Tuesday 31 July 2018

Moroccan-spiced tea loaf



Once a year, in December, I make fruitcake. It's my grandmother's recipe. In my family, it was first made by her, then by my mother, now by me, and mainly for my dad, who's been eating it at Christmas for pretty well all of his life. It requires a truck load of dried fruit, soaking it liberally in booze, and a sleep after eating a slice. Sometimes, in seasons other than summer, I have a craving for fruitcake but just thinking about what making it entails - a trip to the supermarket, an overnight soaking of fruit, an enormous cake that takes weeks to get through - is enough to quell that desire... or at least it was until I came across this recipe in the newspaper last weekend.


Miraculously, this is a fruitcake in loaf form that can be whipped up semi-spontaneously (granted you still need to a trip to the supermarket and to soak the dried fruit but ingeniously, in hot tea rather than alcohol), contains only one egg, and no dairy at all. I was dubious, at first thinking there must have been a typo in the recipe, but no. It works wonderfully. The resultant loaf is rich and fruity, warm with spice, and scrumptious sliced thickly and slathered in butter. My grandmother would certainly approve, even if she might swap the unfamiliar Moroccan spice for something more standard like cinnamon, and write it up in her recipe book as Fast Fruitcake.


Moroccan-spiced tea loaf
Adapted from a recipe by Helen Goh in The Sydney Morning Herald's Good Weekend

Ras-el-hanout is a North African spice blend (sometimes labelled "Moroccan spice") available from most supermarkets and delis. If you don't have any you could make up your own using this recipe - if you don't have all the spices in the ingredients list, I daresay you could wing it with what you have.


75g currants
75g raisins
75g dried figs, in small dice
75g prunes, in small dice
75g dried apricots, in small dice 
250ml hot black tea
225g self-raising flour
2 teaspoons ras-el-hanout
1/4 teaspoon salt
150g soft light brown sugar
1 egg, lightly beaten
milk, if needed (I didn't)


Put the dried fruit in a bowl and pour over hot tea.

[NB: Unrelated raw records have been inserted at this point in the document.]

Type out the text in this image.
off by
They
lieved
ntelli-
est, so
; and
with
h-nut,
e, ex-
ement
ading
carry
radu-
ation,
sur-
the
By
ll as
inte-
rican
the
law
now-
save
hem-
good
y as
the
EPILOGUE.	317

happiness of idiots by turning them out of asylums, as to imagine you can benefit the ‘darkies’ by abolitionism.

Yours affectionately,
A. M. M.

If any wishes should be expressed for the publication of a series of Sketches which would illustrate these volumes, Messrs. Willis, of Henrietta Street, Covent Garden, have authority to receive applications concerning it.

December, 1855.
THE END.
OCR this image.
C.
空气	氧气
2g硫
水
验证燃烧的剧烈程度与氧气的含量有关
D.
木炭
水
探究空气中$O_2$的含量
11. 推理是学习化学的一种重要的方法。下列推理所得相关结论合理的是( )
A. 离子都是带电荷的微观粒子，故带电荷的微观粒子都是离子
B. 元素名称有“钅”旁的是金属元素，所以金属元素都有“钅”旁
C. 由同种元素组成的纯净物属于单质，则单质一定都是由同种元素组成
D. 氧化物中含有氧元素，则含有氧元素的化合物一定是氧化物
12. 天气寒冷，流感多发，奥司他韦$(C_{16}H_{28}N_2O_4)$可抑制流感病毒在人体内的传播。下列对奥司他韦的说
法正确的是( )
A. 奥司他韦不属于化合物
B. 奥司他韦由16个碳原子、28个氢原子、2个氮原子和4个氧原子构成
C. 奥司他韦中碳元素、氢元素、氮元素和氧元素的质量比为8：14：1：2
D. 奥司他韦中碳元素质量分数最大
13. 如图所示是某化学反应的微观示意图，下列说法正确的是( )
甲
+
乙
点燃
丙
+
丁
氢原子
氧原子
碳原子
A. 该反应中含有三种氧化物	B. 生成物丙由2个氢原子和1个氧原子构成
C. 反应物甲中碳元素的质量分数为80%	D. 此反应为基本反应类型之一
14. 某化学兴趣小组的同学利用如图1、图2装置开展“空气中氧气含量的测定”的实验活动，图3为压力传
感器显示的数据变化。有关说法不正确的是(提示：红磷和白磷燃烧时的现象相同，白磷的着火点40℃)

Leave covered overnight for fruit to plump up.

Preheat oven to 190 deg C (or 180 deg C fan-forced). Line a 1-litre loaf tin with baking paper.

Measure dry ingredients into a large bowl and add the soaked fruit (and any soaking liquid) and egg. Stir to combine, adding a splash of milk if mixture is too dry - the batter should be at dropping consistency.

Scrape mixture into loaf tin and bake for 50-55 minutes, or until a skewer/toothpick inserted in the centre of the cake comes out clean. Leave cool in tin for 10 minutes then invert onto wire rack to cool completely.

Slice thickly and spread with salted butter.